As sons and daughters of our heavenly father it’s not the physical appearance that identifies us as God’s offspring. It’s the way we live. The greatest characteristic that identifies us as children of God is that, like God, our relationships with others are characterized by mercy and grace. In Luke 6:35, Jesus tells us to “love our enemies.” You might remember that “love” in the Bible is often referring to “actions” rather than feelings. It is used that way in this passage. It’s how we treat others who have hurt us, offended us, or otherwise deserve some sort of retaliation. When we are gracious we identify with God’s character. We do what God does. We treat others as God treats us. We are “like God” in a moral, family sense. That’s how we distinguish ourselves as God’s children. In the preceding passage of Luke Jesus said, “If you love those who love you, what benefit is that to you? For even sinners love those who love them. And if you do good to those who do good to you, what benefit is that to you? For even sinners do the same. And if you lend to those from whom you expect to receive, what credit is that to you? Even sinners lend to sinners, to get back the same amount.”

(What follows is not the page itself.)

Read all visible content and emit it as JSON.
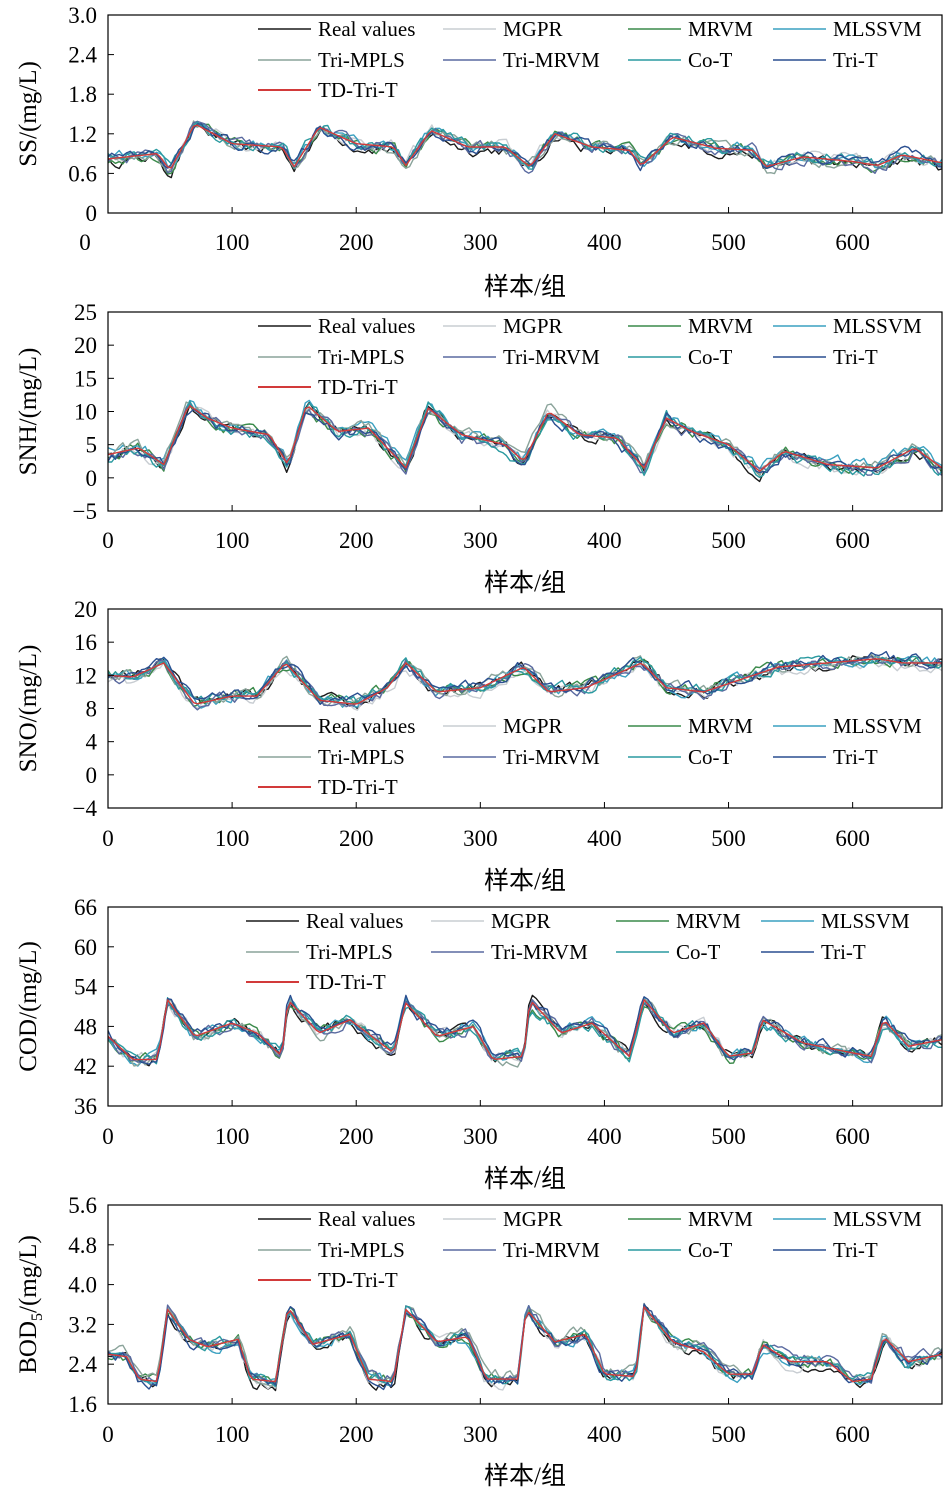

Grace and Mercy in our relationships with others is what marks us as children of God. Even the sinners of the world give back what they get in life, but only God’s children give good when the get something bad! Mercy and grace go together. Mercy is when you do not get the judgment that you deserve, and grace takes it a step further in that instead of getting retaliation, we do something good for another. In the passage following “love your enemies” Jesus says, “… and do good, and lend, expecting nothing in return, and your reward will be great, and you will be sons of the Most High, for he is kind to the ungrateful and the evil. Be merciful, even as your Father is merciful” (Luke 6:35-36).